当該委員会では慣例により委員長、副委員長、議長、副議長は質問をしませんので56人の川崎市議会議員に質問権があるわけですが、今回の審議を終え気づいてみて驚いたのは、大規模な「交通インフラ」について質問したのは私だけだったことです。
私は初当選以来、事あるごとにインフラの重要性を訴えてきました。
とりわけ、交通インフラのなかでも「道路整備」は街づくりの根幹です。
いつも言うように、道路は交通流の円滑化をはかるだけではなく、災害時には避難路や救援路、火災発生時には延焼を遮断する空間機能を有しています。
それだけではなく、道路は上下水道管やガス管、あるいは光ファイバーケーブルなどの公共公益施設を埋設し、中央分離帯や沿道を緑化すれば環境形成などの空間機能をも有しています。
都市計画道路等の幹線道路の整備は沿道の宅地開発や都市開発を大いに促進しますし、道路網が貧弱な都市は都市間競争での優位性を失うことになります。
私の質疑にありましたように、例えば川崎市における4車線の市道延長は横浜市の5分の1程度しかありません。

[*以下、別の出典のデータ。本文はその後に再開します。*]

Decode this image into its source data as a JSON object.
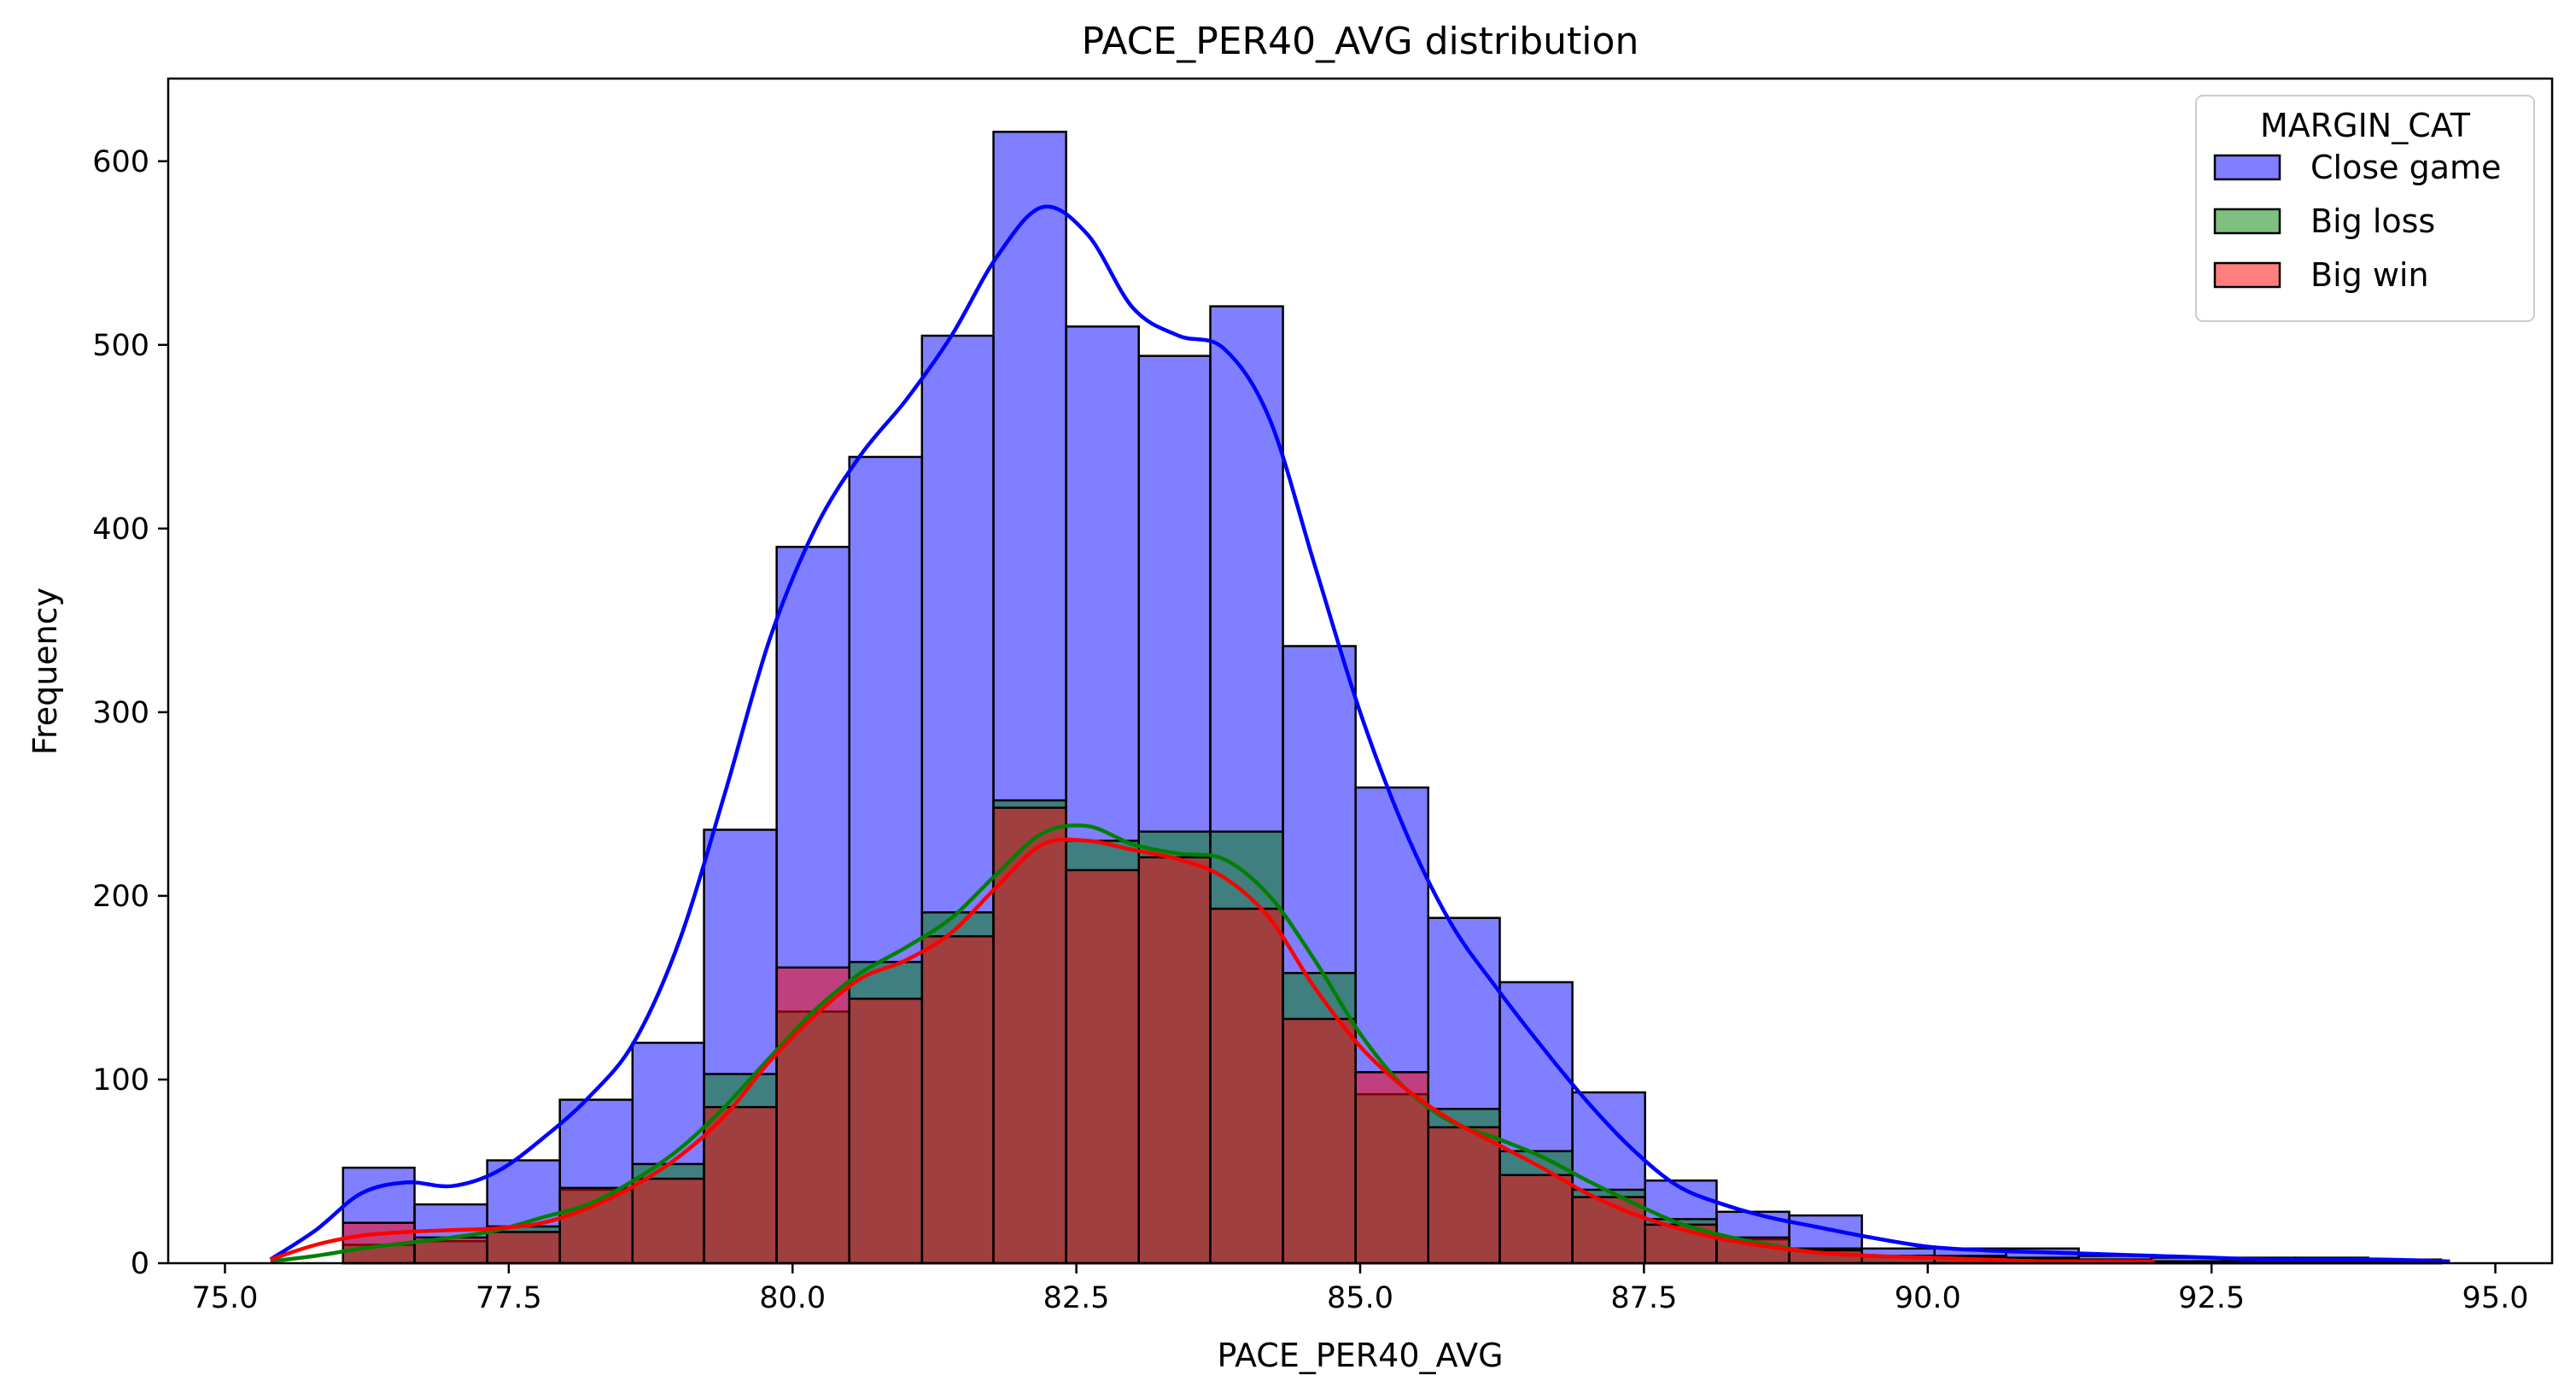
{
  "chart_data": {
    "type": "histogram",
    "title": "PACE_PER40_AVG distribution",
    "xlabel": "PACE_PER40_AVG",
    "ylabel": "Frequency",
    "xlim": [
      74.5,
      95.5
    ],
    "ylim": [
      0,
      645
    ],
    "xticks": [
      75.0,
      77.5,
      80.0,
      82.5,
      85.0,
      87.5,
      90.0,
      92.5,
      95.0
    ],
    "xtick_labels": [
      "75.0",
      "77.5",
      "80.0",
      "82.5",
      "85.0",
      "87.5",
      "90.0",
      "92.5",
      "95.0"
    ],
    "yticks": [
      0,
      100,
      200,
      300,
      400,
      500,
      600
    ],
    "ytick_labels": [
      "0",
      "100",
      "200",
      "300",
      "400",
      "500",
      "600"
    ],
    "bin_edges": [
      75.4,
      76.04,
      76.67,
      77.31,
      77.95,
      78.59,
      79.22,
      79.86,
      80.5,
      81.14,
      81.77,
      82.41,
      83.05,
      83.68,
      84.32,
      84.96,
      85.6,
      86.23,
      86.87,
      87.51,
      88.14,
      88.78,
      89.42,
      90.06,
      90.69,
      91.33,
      91.97,
      92.61,
      93.24,
      93.88,
      94.52
    ],
    "legend_title": "MARGIN_CAT",
    "legend_position": "top-right",
    "series": [
      {
        "name": "Close game",
        "color": "#0000ff",
        "values": [
          0,
          52,
          32,
          56,
          89,
          120,
          236,
          390,
          439,
          505,
          616,
          510,
          494,
          521,
          336,
          259,
          188,
          153,
          93,
          45,
          28,
          26,
          8,
          8,
          8,
          4,
          3,
          3,
          3,
          2
        ],
        "kde_x": [
          75.4,
          75.8,
          76.2,
          76.6,
          77.0,
          77.4,
          77.8,
          78.2,
          78.6,
          79.0,
          79.4,
          79.8,
          80.2,
          80.6,
          81.0,
          81.4,
          81.8,
          82.2,
          82.6,
          83.0,
          83.4,
          83.8,
          84.2,
          84.6,
          85.0,
          85.4,
          85.8,
          86.2,
          86.6,
          87.0,
          87.4,
          87.8,
          88.2,
          88.6,
          89.0,
          89.5,
          90.0,
          90.5,
          91.0,
          91.5,
          92.0,
          92.5,
          93.0,
          93.5,
          94.0,
          94.6
        ],
        "kde_y": [
          2,
          18,
          38,
          44,
          42,
          50,
          68,
          90,
          120,
          175,
          255,
          340,
          400,
          440,
          470,
          505,
          548,
          575,
          560,
          520,
          505,
          498,
          460,
          380,
          300,
          235,
          185,
          150,
          118,
          88,
          62,
          42,
          32,
          25,
          20,
          14,
          9,
          7,
          6,
          5,
          4,
          3,
          2,
          2,
          2,
          1
        ]
      },
      {
        "name": "Big loss",
        "color": "#008000",
        "values": [
          0,
          10,
          12,
          20,
          40,
          54,
          103,
          137,
          164,
          191,
          252,
          230,
          235,
          235,
          158,
          92,
          84,
          61,
          40,
          24,
          13,
          8,
          4,
          4,
          3,
          2,
          1,
          1,
          1,
          1
        ],
        "kde_x": [
          75.4,
          75.8,
          76.2,
          76.6,
          77.0,
          77.4,
          77.8,
          78.2,
          78.6,
          79.0,
          79.4,
          79.8,
          80.2,
          80.6,
          81.0,
          81.4,
          81.8,
          82.2,
          82.6,
          83.0,
          83.4,
          83.8,
          84.2,
          84.6,
          85.0,
          85.4,
          85.8,
          86.2,
          86.6,
          87.0,
          87.4,
          87.8,
          88.2,
          88.6,
          89.0,
          89.5,
          90.0,
          90.5,
          91.0,
          91.5,
          92.0
        ],
        "kde_y": [
          1,
          4,
          8,
          11,
          14,
          18,
          25,
          32,
          45,
          62,
          85,
          112,
          138,
          158,
          172,
          188,
          212,
          234,
          238,
          228,
          223,
          220,
          200,
          165,
          125,
          95,
          77,
          68,
          58,
          45,
          33,
          22,
          15,
          10,
          6,
          4,
          3,
          2,
          1,
          1,
          1
        ]
      },
      {
        "name": "Big win",
        "color": "#ff0000",
        "values": [
          0,
          22,
          14,
          17,
          41,
          46,
          85,
          161,
          144,
          178,
          248,
          214,
          221,
          193,
          133,
          104,
          74,
          48,
          36,
          21,
          14,
          7,
          4,
          3,
          2,
          2,
          1,
          1,
          1,
          1
        ],
        "kde_x": [
          75.4,
          75.8,
          76.2,
          76.6,
          77.0,
          77.4,
          77.8,
          78.2,
          78.6,
          79.0,
          79.4,
          79.8,
          80.2,
          80.6,
          81.0,
          81.4,
          81.8,
          82.2,
          82.6,
          83.0,
          83.4,
          83.8,
          84.2,
          84.6,
          85.0,
          85.4,
          85.8,
          86.2,
          86.6,
          87.0,
          87.4,
          87.8,
          88.2,
          88.6,
          89.0,
          89.5,
          90.0,
          90.5,
          91.0,
          91.5,
          92.0
        ],
        "kde_y": [
          2,
          10,
          15,
          17,
          18,
          19,
          22,
          30,
          42,
          58,
          80,
          110,
          135,
          155,
          165,
          180,
          205,
          228,
          230,
          225,
          220,
          210,
          188,
          150,
          118,
          95,
          78,
          65,
          52,
          38,
          27,
          19,
          13,
          9,
          6,
          4,
          3,
          2,
          1,
          1,
          1
        ]
      }
    ]
  }
}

都市計画道路の進捗率についても、本市は政令指定都市の中でも、とりわけ大都市の中でも極めて低いほうの部類です。
道路網が貧弱でありつつも、本市がそれなりに発展し得たのは、東京・横浜という大都市(大消費地)に挟まれているという地理的利点を享受してきたからでしょう。

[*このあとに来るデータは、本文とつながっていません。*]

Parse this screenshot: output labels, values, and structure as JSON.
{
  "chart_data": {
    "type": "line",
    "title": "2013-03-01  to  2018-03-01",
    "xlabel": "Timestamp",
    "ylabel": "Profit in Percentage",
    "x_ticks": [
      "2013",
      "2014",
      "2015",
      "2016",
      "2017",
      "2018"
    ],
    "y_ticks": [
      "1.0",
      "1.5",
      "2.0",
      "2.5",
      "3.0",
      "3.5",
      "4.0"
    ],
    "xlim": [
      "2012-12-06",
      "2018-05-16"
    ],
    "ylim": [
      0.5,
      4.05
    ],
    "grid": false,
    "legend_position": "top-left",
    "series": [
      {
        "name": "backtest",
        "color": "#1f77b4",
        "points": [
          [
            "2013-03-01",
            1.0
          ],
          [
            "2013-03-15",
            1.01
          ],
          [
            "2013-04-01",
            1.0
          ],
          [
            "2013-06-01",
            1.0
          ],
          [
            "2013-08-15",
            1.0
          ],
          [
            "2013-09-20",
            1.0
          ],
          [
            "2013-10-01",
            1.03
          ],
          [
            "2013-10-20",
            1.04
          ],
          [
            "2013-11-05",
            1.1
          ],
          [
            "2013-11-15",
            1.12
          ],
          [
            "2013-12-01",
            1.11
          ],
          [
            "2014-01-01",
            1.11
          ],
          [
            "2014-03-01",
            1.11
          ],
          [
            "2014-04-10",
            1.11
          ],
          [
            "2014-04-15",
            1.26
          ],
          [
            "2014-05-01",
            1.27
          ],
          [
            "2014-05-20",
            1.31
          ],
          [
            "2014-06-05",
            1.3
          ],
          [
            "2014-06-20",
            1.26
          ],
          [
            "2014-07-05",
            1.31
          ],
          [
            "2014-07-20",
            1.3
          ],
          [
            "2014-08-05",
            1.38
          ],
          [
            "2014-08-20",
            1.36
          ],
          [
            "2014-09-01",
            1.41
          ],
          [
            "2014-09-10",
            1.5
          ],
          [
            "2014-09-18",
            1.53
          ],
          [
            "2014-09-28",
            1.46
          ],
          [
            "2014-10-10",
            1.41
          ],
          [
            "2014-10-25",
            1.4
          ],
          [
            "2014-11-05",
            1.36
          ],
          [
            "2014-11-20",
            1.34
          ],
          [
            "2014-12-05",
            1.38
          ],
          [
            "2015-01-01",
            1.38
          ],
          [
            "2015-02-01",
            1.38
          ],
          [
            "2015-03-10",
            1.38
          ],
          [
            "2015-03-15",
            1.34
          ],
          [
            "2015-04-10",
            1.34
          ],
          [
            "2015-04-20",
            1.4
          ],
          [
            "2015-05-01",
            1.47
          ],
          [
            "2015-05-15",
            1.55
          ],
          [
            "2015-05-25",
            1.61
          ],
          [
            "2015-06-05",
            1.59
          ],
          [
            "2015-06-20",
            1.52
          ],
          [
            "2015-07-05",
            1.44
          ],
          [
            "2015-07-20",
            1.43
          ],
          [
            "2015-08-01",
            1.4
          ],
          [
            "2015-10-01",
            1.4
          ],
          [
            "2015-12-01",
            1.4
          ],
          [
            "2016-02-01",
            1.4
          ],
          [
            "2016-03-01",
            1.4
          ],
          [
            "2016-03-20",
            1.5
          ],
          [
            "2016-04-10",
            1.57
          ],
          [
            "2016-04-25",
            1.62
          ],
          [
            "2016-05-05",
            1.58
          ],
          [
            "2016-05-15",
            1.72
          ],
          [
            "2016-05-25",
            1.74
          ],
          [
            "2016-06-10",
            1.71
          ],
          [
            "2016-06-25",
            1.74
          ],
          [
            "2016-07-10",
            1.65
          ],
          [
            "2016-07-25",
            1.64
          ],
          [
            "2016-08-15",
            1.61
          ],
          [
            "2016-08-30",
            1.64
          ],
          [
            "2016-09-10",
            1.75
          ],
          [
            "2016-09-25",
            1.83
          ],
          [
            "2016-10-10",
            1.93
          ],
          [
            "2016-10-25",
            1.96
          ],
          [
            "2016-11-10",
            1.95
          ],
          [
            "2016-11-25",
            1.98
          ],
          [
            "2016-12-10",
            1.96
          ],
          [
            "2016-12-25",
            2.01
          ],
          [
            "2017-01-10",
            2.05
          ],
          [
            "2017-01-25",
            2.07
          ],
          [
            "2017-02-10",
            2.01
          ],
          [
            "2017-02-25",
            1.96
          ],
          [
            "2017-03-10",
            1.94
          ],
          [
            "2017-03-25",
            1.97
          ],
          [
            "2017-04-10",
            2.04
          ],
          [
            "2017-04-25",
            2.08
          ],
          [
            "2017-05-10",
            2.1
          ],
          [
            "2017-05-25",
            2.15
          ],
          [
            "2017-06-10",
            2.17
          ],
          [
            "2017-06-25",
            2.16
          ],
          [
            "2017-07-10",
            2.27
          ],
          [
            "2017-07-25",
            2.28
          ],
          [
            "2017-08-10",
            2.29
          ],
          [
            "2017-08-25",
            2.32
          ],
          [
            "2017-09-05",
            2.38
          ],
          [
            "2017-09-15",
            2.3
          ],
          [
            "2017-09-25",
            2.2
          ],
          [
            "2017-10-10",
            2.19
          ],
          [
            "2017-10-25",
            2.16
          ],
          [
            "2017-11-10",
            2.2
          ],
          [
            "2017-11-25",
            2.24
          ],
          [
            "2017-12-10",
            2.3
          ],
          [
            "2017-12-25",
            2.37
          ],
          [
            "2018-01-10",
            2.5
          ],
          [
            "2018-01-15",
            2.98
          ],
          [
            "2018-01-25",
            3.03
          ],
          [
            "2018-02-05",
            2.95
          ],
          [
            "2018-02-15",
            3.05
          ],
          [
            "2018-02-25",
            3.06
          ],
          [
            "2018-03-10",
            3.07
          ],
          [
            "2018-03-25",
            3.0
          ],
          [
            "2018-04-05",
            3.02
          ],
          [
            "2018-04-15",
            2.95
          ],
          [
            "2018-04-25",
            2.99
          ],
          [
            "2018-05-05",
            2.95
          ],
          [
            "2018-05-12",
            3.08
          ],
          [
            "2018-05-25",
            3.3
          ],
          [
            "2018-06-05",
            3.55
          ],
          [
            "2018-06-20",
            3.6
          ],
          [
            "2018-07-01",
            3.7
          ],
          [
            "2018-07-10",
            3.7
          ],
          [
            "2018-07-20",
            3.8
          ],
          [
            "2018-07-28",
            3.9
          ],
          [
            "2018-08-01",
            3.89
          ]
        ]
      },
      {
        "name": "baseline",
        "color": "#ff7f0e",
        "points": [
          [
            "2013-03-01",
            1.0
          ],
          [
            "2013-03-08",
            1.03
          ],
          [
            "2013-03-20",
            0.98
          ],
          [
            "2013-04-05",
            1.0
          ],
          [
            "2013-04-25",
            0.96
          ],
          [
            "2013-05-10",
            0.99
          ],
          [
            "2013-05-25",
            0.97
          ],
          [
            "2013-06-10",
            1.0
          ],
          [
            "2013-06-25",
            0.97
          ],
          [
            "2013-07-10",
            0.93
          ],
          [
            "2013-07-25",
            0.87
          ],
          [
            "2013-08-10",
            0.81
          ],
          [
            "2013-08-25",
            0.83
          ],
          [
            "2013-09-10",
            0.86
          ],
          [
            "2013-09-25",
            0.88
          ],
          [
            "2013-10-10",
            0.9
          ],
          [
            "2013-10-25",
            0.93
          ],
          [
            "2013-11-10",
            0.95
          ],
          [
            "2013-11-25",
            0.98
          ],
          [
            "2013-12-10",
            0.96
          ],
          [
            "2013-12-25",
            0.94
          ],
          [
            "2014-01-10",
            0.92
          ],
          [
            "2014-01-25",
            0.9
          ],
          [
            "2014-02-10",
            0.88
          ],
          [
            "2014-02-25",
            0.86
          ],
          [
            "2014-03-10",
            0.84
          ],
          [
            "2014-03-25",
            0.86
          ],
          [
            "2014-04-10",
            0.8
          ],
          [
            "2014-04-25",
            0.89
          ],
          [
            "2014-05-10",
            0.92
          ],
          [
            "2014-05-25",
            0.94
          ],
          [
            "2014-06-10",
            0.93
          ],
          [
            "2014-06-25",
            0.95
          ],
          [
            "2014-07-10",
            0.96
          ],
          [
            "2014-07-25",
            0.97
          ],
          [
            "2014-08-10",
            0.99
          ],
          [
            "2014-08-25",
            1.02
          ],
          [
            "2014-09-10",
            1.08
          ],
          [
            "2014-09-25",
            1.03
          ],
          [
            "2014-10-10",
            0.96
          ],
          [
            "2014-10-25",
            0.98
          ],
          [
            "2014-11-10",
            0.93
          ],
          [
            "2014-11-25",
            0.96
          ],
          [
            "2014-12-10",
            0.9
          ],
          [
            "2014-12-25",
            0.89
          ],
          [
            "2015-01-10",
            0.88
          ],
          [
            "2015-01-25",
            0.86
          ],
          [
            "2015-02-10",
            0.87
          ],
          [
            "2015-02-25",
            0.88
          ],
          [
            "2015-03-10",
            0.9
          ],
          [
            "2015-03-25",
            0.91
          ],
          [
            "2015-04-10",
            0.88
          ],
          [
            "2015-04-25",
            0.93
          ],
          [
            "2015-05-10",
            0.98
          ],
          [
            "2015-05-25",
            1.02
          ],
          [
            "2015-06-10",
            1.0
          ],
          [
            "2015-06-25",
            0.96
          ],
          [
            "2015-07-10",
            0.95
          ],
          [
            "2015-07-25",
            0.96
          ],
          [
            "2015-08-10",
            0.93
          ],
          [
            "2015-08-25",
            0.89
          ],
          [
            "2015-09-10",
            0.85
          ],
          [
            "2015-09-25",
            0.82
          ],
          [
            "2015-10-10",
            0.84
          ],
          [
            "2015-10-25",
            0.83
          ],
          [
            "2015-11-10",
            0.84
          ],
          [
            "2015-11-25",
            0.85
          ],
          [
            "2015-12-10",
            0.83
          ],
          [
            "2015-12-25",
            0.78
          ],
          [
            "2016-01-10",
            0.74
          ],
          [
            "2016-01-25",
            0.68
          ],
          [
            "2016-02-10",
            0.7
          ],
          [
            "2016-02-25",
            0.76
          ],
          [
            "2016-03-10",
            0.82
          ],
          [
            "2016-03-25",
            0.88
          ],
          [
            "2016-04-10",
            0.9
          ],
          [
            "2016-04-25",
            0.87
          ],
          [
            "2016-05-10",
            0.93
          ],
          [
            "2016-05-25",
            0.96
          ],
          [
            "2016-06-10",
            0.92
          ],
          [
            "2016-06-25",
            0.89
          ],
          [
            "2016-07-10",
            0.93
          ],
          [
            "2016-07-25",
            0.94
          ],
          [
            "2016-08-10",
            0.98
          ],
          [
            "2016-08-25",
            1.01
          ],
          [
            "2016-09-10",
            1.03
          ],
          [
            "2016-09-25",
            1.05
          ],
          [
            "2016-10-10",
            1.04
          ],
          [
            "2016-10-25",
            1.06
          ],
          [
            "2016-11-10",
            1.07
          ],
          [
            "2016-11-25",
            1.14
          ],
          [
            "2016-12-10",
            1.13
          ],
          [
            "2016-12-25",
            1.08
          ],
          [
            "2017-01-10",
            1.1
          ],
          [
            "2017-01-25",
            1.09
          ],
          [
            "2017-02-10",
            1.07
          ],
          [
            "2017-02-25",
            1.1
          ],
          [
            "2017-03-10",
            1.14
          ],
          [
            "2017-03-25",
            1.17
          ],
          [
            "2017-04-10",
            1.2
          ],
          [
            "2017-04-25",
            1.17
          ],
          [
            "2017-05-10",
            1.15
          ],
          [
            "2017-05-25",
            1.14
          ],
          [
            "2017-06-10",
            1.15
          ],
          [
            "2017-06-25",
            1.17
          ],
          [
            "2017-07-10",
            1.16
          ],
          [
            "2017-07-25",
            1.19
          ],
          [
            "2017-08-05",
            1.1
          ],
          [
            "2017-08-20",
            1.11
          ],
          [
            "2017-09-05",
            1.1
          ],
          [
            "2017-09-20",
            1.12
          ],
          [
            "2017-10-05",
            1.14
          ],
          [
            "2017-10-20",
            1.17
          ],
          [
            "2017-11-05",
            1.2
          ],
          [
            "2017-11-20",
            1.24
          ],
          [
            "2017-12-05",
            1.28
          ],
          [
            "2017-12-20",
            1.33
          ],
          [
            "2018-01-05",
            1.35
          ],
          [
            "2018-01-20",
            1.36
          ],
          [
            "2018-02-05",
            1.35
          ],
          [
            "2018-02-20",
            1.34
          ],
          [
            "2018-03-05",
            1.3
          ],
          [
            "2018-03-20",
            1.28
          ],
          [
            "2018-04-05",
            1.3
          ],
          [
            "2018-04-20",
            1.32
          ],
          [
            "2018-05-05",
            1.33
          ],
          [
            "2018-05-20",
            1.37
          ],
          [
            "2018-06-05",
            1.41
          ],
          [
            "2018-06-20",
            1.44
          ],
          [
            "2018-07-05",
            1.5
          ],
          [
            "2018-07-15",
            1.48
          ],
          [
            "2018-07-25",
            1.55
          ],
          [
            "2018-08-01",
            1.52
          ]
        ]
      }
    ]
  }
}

その地理的利点に加え、もしも道路整備への適切な投資が行われていたならば、現在の川崎市はもっと発展していたにちがいない。
まことに残念です。
とはいえ、都市計画道路などの幹線道路の整備には時間を要する用地買収が伴いますので、これまでの遅れを今から取り戻すのは非常に困難です。
であるならば、できるだけ用地買収に手間取らず、より経済効果の大きい基幹道路の整備が本市発展のためには欠かせません。
その点、川崎縦貫道路Ⅱ期と外郭環状道路をつなぐ構想などは本市にとって極めて重要な投資対象となります。
因みに、東日本大震災の復旧にあたり、東北縦貫道や常磐自動車道が有する高速道路の出入り口インターチェンジのアクセス制御機能、そして高速道路としての輸送力と速達性の有用性が再確認されていることからも、本市を縦貫する高速道路ネットワークの形成は極めて重要です。
そうした強い想いから質問したわけですが、近年、インフラの重要性を訴える議員が少なくなっていることに日本国民としても危機感を覚えます。
ローマは一日にして成らず、です。